Colocation and Lease Amendments improve overall gross margins, operating margins and cash flow given the limited incremental cost to deliver such services. Additionally, in our African markets, the main incremental ongoing cost for Colocation and Lease Amendments is power cost for the additional equipment or services. We continually seek to increase Colocation and Lease Amendments for our existing sites through an active sales and marketing process. Our sites that are either at or near structural capacity can also be strengthened to meet future leasing capacity with relatively minor capital investments.

The demand for Colocation and Lease Amendments from MNOs is driven by multiple communications industry characteristics within our individual markets. These characteristics include the MNOs’ need for greater network coverage and network density due to existing capacity-constrained networks, a desire to improve quality-of-service, increasing subscriber demand for wireless voice and data services that require a denser network than is the case for voice services, as well as changes in and the development of technologies in those markets.

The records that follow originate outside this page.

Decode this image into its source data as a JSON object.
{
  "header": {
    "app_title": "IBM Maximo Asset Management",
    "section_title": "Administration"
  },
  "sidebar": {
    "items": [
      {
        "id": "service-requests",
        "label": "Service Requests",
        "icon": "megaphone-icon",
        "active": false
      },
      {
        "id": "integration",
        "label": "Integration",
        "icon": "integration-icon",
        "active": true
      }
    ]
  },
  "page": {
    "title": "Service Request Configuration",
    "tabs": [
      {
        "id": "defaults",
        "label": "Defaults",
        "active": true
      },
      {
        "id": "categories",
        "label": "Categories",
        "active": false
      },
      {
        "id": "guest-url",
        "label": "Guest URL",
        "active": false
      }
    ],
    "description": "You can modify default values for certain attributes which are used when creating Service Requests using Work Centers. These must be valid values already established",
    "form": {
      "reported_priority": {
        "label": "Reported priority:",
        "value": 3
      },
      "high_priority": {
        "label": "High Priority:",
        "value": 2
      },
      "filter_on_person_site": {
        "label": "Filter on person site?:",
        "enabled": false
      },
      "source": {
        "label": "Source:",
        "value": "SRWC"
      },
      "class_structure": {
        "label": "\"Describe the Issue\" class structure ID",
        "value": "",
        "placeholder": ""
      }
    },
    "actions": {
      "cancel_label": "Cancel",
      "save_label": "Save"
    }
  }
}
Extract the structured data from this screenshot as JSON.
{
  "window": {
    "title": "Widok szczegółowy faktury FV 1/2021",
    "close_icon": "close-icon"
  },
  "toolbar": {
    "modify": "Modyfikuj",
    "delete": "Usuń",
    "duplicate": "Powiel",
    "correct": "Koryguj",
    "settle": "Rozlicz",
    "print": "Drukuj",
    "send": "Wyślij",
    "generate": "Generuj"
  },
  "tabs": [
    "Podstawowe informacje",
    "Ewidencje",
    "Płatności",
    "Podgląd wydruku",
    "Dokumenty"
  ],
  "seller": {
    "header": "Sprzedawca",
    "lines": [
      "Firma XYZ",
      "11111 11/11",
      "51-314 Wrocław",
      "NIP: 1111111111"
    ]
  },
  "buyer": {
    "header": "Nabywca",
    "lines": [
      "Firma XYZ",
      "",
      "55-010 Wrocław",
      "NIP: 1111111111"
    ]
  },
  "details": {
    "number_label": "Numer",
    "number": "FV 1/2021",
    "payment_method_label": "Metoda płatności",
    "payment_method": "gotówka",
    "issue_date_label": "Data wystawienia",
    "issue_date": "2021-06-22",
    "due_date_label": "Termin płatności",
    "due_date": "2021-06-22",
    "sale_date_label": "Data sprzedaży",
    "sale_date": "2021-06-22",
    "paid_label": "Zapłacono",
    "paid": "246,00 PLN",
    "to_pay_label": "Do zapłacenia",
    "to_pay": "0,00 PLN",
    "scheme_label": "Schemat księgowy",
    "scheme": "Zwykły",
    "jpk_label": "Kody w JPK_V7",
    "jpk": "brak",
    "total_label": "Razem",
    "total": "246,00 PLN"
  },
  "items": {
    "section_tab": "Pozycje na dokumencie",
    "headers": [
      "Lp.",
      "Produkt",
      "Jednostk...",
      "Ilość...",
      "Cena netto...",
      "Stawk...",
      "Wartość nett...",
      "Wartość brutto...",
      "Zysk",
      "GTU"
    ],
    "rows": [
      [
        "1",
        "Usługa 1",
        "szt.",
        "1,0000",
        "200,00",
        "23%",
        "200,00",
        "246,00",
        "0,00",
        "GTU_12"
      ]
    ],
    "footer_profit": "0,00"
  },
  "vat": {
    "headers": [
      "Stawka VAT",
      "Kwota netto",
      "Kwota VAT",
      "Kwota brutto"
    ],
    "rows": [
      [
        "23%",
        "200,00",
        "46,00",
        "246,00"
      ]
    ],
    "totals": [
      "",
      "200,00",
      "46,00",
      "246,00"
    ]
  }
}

Contractual lease fee escalation and foreign exchange resets

Our MLAs generally contain inflation-linked escalation provisions under which the underlying lease fees, and therefore our revenue, may increase each year. These contractual escalators are typically linked to the consumer price index, or CPI, of the country of operation and/or the United States, depending on the underlying currency denomination of the lease fee. Lease fee components priced in local currency typically have escalators linked to local CPI applied annually or semi-annually for the subsequent 12 months or 6 months. Lease fee components priced in U.S. dollars typically have escalators linked to U.S. CPI applied annually for the subsequent 12 months. Our MLAs with certain customers are subject to fixed, capped or floored escalators.

Our MLAs may also contain a portion of lease fees which may be linked to power indexation metrics including diesel and electricity prices. This indexation is typically linked to local power prices and updated quarterly.

Foreign exchange resets are generally included in MLAs where lease fees are linked to currencies other than the local currency (for example, MLAs in Nigeria with U.S. dollar components). For further discussion on these foreign exchange resets, please refer to “— Our Revenue.”

New Site construction

New Site construction is a key driver of incremental organic revenue through the customer revenue we invoice from the date the New Site becomes ready for service. New Site construction is also a component of discretionary capital expenditure. Building New Sites requires capital expenditure, principally including materials for the tower, power equipment, land lease fees or land purchase fees, tower construction activities, including civil work, transportation and labor, as well as ongoing operational expenditures for site operation and maintenance. Therefore, construction of New Sites increases our capital expenditure and cost of sales. We pursue construction of New Sites as a key strategy in growing our tower portfolio and providing future capacity for Colocation and Lease Amendments. We do not engage in speculative building and only construct New Sites after obtaining a commitment for a long-term lease with an initial tenant and, in general, if we are aware of, or believe there is, commercial potential for Colocation.

Demand for New Sites from MNOs is typically driven by multiple communications industry characteristics within our individual markets. These characteristics include the MNOs’ need for greater network coverage and network density due to existing capacity-constrained networks, a desire to improve quality-of-service, increasing subscriber demand for wireless voice and data services that require a denser network than is the case for voice services, as well as changes in and the development of technologies in those markets. For example, we often see an increase in demand for New Sites as new technology is rolled out in markets, such as 3G or 4G.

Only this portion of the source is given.